Chelle Summer

golfer

When Things Fall Together

Michelle Rusk

I suck at golf.

Really, that's the best way to put it. And quite honestly, as much as I've dreamed about being someone who can magically glide across a dance floor without a lesson or play tennis so well that I could be a top player, the reality is far from that in everything that I do.

The only reason I can write well is because I've been at it since I was six years old and learned to write. I've talked before about the little books I started to create in first grade and the novel I began to write in high school (which still exists although not in any published form). And I read, read, and then I read more– because there is a correlation between reading and writing well. 

Running was much the same for me: I got somewhat good because I worked at it. And from running came a multitude of lessons, like how to set and achieve goals. Those I parlayed into everything else that I have achieved.

When I took up golf exactly five years ago, I knew it would be a challenge for me. I am especially not good at any sport that involves a ball (hence, why I ran). And it has been a challenge. Now, the reality is that golf is always a challenge. It's supposed to be that way because it's like the Great Pumpkin. We, like Linus, spend our entire lives hoping for perfection in hitting the ball while Linus is still waiting for the Great Pumpkin.

As I wrote recently, returning to the driving range was part of my Lenten journey– one of which I did have a priest's blessing to do because he understands the importance of taking care of our physical selves. Out to the driving range I went and purchased not the large bucket of balls, but instead the jumbo.

Crazy? Nope, not in the least. I knew I wouldn't get anywhere without practice.

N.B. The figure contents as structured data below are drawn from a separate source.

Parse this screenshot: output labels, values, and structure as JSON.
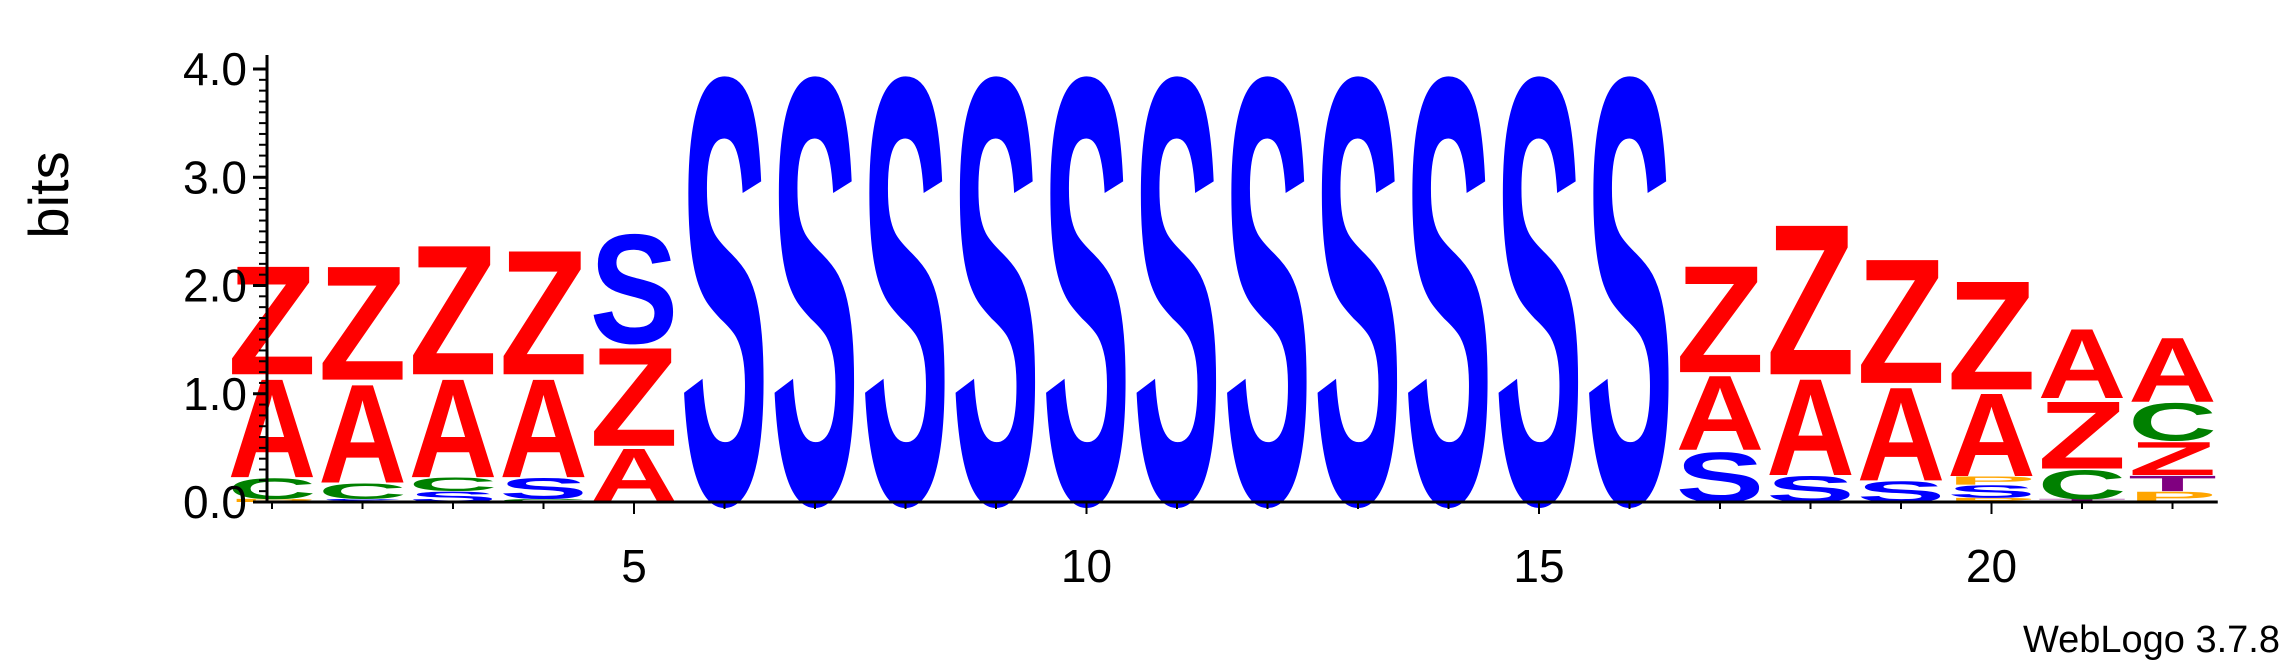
{
  "chart_data": {
    "type": "sequence-logo",
    "ylabel": "bits",
    "ylim": [
      0,
      4.0
    ],
    "y_ticks": [
      "0.0",
      "1.0",
      "2.0",
      "3.0",
      "4.0"
    ],
    "x_ticks": [
      "5",
      "10",
      "15",
      "20"
    ],
    "footer": "WebLogo 3.7.8",
    "colors": {
      "Z": "#ff0000",
      "A": "#ff0000",
      "S": "#0000ff",
      "C": "#008000",
      "T": "#800080",
      "P": "#ffa500"
    },
    "positions": [
      {
        "pos": 1,
        "stack": [
          {
            "letter": "P",
            "bits": 0.03
          },
          {
            "letter": "C",
            "bits": 0.2
          },
          {
            "letter": "A",
            "bits": 0.95
          },
          {
            "letter": "Z",
            "bits": 1.05
          }
        ]
      },
      {
        "pos": 2,
        "stack": [
          {
            "letter": "S",
            "bits": 0.03
          },
          {
            "letter": "C",
            "bits": 0.15
          },
          {
            "letter": "A",
            "bits": 0.95
          },
          {
            "letter": "Z",
            "bits": 1.1
          }
        ]
      },
      {
        "pos": 3,
        "stack": [
          {
            "letter": "S",
            "bits": 0.1
          },
          {
            "letter": "C",
            "bits": 0.13
          },
          {
            "letter": "A",
            "bits": 0.95
          },
          {
            "letter": "Z",
            "bits": 1.25
          }
        ]
      },
      {
        "pos": 4,
        "stack": [
          {
            "letter": "C",
            "bits": 0.03
          },
          {
            "letter": "S",
            "bits": 0.2
          },
          {
            "letter": "A",
            "bits": 0.95
          },
          {
            "letter": "Z",
            "bits": 1.2
          }
        ]
      },
      {
        "pos": 5,
        "stack": [
          {
            "letter": "A",
            "bits": 0.52
          },
          {
            "letter": "Z",
            "bits": 0.95
          },
          {
            "letter": "S",
            "bits": 1.05
          }
        ]
      },
      {
        "pos": 6,
        "stack": [
          {
            "letter": "S",
            "bits": 4.1
          }
        ]
      },
      {
        "pos": 7,
        "stack": [
          {
            "letter": "S",
            "bits": 4.1
          }
        ]
      },
      {
        "pos": 8,
        "stack": [
          {
            "letter": "S",
            "bits": 4.1
          }
        ]
      },
      {
        "pos": 9,
        "stack": [
          {
            "letter": "S",
            "bits": 4.1
          }
        ]
      },
      {
        "pos": 10,
        "stack": [
          {
            "letter": "S",
            "bits": 4.1
          }
        ]
      },
      {
        "pos": 11,
        "stack": [
          {
            "letter": "S",
            "bits": 4.1
          }
        ]
      },
      {
        "pos": 12,
        "stack": [
          {
            "letter": "S",
            "bits": 4.1
          }
        ]
      },
      {
        "pos": 13,
        "stack": [
          {
            "letter": "S",
            "bits": 4.1
          }
        ]
      },
      {
        "pos": 14,
        "stack": [
          {
            "letter": "S",
            "bits": 4.1
          }
        ]
      },
      {
        "pos": 15,
        "stack": [
          {
            "letter": "S",
            "bits": 4.1
          }
        ]
      },
      {
        "pos": 16,
        "stack": [
          {
            "letter": "S",
            "bits": 4.1
          }
        ]
      },
      {
        "pos": 17,
        "stack": [
          {
            "letter": "S",
            "bits": 0.48
          },
          {
            "letter": "A",
            "bits": 0.72
          },
          {
            "letter": "Z",
            "bits": 1.03
          }
        ]
      },
      {
        "pos": 18,
        "stack": [
          {
            "letter": "S",
            "bits": 0.25
          },
          {
            "letter": "A",
            "bits": 0.93
          },
          {
            "letter": "Z",
            "bits": 1.45
          }
        ]
      },
      {
        "pos": 19,
        "stack": [
          {
            "letter": "S",
            "bits": 0.2
          },
          {
            "letter": "A",
            "bits": 0.9
          },
          {
            "letter": "Z",
            "bits": 1.2
          }
        ]
      },
      {
        "pos": 20,
        "stack": [
          {
            "letter": "P",
            "bits": 0.04
          },
          {
            "letter": "S",
            "bits": 0.12
          },
          {
            "letter": "P",
            "bits": 0.08
          },
          {
            "letter": "A",
            "bits": 0.8
          },
          {
            "letter": "Z",
            "bits": 1.05
          }
        ]
      },
      {
        "pos": 21,
        "stack": [
          {
            "letter": "T",
            "bits": 0.03
          },
          {
            "letter": "C",
            "bits": 0.28
          },
          {
            "letter": "Z",
            "bits": 0.65
          },
          {
            "letter": "A",
            "bits": 0.67
          }
        ]
      },
      {
        "pos": 22,
        "stack": [
          {
            "letter": "P",
            "bits": 0.1
          },
          {
            "letter": "T",
            "bits": 0.15
          },
          {
            "letter": "Z",
            "bits": 0.32
          },
          {
            "letter": "C",
            "bits": 0.36
          },
          {
            "letter": "A",
            "bits": 0.62
          }
        ]
      }
    ]
  }
}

But that's where a funny thing happened. I admit that sometimes I miss the ball. It's worse than hitting a bad ball, but it's always been a struggle for me to even catch what's thrown to me so this hasn't been a surprise in my mind. I'd rather hit something into the sand than not hit it at all. 

And yet when I went to hit that first day on the range this spring I felt when my stance was wrong and I would miss the balls. I can't fully explain it, yet something was different. It was as if something inside my mind– that bridges my mind with the movements of my body– finally made a connection five years later.

Then yesterday on another return to the range, I took some time on the putting green and felt the same exact feeling. Some little piece had fallen together. Two puzzle pieces finally found where they interlocked.

Greg and I were discussing on our way home from the range yesterday my challenge with the serger (a type of sewing machine that allows one to make factory-looking seams). I had been making a skort yesterday and it was taking forever because there is a learning curve to not just using it, but also threading it. He reminded me that eventually it will pay off, that it will be easier, that making a skort will be a piece of cake.

But for now it's like golf and everything else I've done: I keep at it even in the face of irritation when it's not going right.

And I'm sure it doesn't hurt that I made the driving range part of my Lenten journey: getting a little help from above is never a bad thing.